Both Spencer and Rothwell said they had concerns about moving forward with the renaming vote on Aug. 7 without having raised all the money necessary to complete the process. Previously, Wetstein told Lookout that he was considering ways to reduce the costs or spread them out over several years, such as having the school’s athletic teams continue to play in old uniforms that say “Cabrillo” on them.

Spencer addressed the “big gap” between the $2,500 in private donations so far and the estimated costs of up to $600,000 to make the changes. She added that the board has a huge job in building trust with the community at a time when there is a lot of anger from people who oppose the change.

“I don’t think a trustee can vote on something that doesn’t have the funds — that will be highly irresponsible, saying we’re going to do this and hope we get the funds,” she said. “The funds should be in place.”

Rothwell said that while he agrees the board should vote to change the name next month, he was “really hesitant to vote on this” if the funds don’t all come in.

“I’m with Rachael on this — we either get the funds to do this and do the entire project or we wait until we get those funds,” he said. “Because we made it into a situation where we start to do it and there are no more funds. So then we started a process, and then we’re really in a pickle.”

Spickler argued that it’s not uncommon for the board to vote on plans before the college has all the money to move forward.

“I do think it’s appropriate for our board to continue to vote on this in a direction as long as that direction is clear that it’s intended to take action as we actively [clear] the financial hurdles we need to,” he said.

Cuevas responded by saying that the college’s leaders always knew it would take time and that the new name “wouldn’t go into effect until July 2024.”

Wetstein said the plans he put forward to complete the renaming were done at the direction of the board when it voted to change the name in November. But, he added, it’s also up to the board to decide how to move forward at the Aug. 7 meeting.

“You delegated authority to me to implement decisions. And you have to be comfortable with that,” he said, adding: “I think it’s appropriate for the board to make a policy judgment and say, ‘Don’t go forward unless you’ve got some certain threshold of dollars in hand to do it.’”

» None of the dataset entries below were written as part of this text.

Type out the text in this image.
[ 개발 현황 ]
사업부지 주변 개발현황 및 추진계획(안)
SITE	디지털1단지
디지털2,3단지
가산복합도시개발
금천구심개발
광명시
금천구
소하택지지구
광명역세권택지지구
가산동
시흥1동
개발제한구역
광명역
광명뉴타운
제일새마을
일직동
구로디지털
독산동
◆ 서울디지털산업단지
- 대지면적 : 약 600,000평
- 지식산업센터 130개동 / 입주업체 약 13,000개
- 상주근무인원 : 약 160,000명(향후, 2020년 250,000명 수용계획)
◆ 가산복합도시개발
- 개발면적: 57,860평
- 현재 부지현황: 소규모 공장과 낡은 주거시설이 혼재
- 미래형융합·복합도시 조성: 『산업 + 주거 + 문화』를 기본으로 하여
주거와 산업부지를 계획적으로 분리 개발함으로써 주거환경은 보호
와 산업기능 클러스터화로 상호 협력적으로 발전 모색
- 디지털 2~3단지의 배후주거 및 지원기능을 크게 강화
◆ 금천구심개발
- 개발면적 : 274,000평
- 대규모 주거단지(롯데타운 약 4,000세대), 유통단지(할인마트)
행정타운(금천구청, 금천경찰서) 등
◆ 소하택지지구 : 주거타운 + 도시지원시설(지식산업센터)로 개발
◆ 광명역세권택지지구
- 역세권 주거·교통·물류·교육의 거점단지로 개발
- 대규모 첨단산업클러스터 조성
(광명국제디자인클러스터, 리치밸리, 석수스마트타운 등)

“I think that’s a conversation appropriately that you should have here on Aug. 7, to make that determination,” he said.

Trustees did not take a vote Monday on whether to delay choosing a new name for the college next month. Rothwell and Spencer shared their thoughts about feeling uncomfortable with the vote without having the funding, but it wasn’t a decision in front of the board to vote on.

Spickler emphasized that the college staff and board subcommittee have thought this process through. He also said he wanted board members to remember why they voted to change the name before it considers pausing moving forward until it has the funds to do it.

“This is an initiative that we have taken on as an anti-racist initiative. Bottom line, that’s the underscoring of this. It is an effort to look at the way colonialist harms have played out in this nation,” he said.